Elim's situation is compounded by its isolation. The village has no road connection to the outside world. Supplies come by barge in summer and by small aircraft year-round. Mobilizing the heavy equipment, environmental professionals, and hazardous waste disposal logistics required for a cleanup project to a community like Elim can double or triple costs compared to road-accessible locations. The short construction season, roughly May through September, means remediation work often stretches across multiple years.
Permafrost thaw and coastal erosion add urgency. Both forces can mobilize buried contaminants and spread pollution beyond the original sites, a growing concern across Norton Sound communities facing accelerating climate pressures.
Kawerak, Inc. will manage the project directly, contracting a qualified environmental professional to lead field operations.

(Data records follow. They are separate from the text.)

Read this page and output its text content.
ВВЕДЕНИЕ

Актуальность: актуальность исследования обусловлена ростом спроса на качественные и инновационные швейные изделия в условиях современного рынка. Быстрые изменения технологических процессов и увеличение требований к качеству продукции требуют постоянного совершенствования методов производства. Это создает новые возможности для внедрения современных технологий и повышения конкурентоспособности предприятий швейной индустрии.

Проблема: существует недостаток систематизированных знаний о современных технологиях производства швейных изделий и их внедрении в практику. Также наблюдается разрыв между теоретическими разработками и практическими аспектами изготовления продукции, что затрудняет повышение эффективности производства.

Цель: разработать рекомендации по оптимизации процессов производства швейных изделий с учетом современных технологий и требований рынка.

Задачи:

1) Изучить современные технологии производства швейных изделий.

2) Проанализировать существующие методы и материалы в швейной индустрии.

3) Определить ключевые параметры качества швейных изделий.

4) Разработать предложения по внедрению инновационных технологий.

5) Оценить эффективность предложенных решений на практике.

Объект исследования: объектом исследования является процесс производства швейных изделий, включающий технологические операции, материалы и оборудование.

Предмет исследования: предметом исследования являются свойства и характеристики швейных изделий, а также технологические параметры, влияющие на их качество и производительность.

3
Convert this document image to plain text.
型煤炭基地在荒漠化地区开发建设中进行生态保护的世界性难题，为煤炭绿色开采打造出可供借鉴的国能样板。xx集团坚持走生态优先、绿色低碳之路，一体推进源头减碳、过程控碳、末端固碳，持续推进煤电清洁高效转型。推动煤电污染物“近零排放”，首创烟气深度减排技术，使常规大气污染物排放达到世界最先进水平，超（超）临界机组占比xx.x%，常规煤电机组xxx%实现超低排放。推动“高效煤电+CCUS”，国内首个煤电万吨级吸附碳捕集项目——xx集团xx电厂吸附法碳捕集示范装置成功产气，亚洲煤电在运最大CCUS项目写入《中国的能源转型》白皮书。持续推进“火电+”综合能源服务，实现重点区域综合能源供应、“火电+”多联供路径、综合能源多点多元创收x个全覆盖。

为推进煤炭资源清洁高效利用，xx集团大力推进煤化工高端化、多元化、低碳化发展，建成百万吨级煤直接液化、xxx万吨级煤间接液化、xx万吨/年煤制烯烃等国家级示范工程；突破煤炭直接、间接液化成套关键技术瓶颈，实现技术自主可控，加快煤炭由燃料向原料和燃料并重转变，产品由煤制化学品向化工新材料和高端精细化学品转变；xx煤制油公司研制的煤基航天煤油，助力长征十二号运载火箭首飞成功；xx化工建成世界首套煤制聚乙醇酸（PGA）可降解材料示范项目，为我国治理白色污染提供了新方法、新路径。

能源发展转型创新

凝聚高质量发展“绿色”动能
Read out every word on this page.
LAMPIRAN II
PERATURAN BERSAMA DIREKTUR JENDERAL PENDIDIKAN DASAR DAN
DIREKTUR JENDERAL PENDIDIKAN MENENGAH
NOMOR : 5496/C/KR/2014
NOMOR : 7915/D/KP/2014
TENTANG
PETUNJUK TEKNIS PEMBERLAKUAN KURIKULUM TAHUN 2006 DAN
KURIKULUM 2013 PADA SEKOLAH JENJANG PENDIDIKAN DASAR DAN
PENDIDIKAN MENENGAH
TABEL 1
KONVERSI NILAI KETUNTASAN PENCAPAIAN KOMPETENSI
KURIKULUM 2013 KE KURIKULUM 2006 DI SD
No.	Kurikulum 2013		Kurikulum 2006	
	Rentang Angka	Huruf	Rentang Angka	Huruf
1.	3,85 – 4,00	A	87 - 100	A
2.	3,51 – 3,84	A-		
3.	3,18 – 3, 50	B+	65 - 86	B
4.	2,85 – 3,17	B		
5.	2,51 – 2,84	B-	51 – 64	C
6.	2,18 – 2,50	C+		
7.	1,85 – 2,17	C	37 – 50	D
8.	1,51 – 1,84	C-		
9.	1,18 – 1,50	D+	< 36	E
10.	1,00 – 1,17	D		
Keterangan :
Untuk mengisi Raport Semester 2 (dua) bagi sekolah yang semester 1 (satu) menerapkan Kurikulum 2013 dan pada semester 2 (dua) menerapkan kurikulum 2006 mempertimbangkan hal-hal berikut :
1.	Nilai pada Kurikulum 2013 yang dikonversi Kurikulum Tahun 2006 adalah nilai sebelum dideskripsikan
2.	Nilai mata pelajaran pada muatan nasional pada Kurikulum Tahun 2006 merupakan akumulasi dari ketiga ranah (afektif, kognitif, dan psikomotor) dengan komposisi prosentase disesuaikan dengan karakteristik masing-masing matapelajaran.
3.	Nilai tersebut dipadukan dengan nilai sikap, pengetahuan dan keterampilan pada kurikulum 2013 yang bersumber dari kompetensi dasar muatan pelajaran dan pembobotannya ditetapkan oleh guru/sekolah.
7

The work includes site assessment, development of cleanup and safety plans, community outreach, and proper disposal of recovered hazardous materials under federal, state, and local regulations. The goal is full remediation that allows the properties to be safely reused.
Kawerak serves 20 federally recognized tribes across the Bering Strait region and has managed multiple EPA remediation projects in the area, building the institutional capacity that smaller tribal governments in the region lack. Elim's tribal government, like most in the region, operates with only a handful of staff.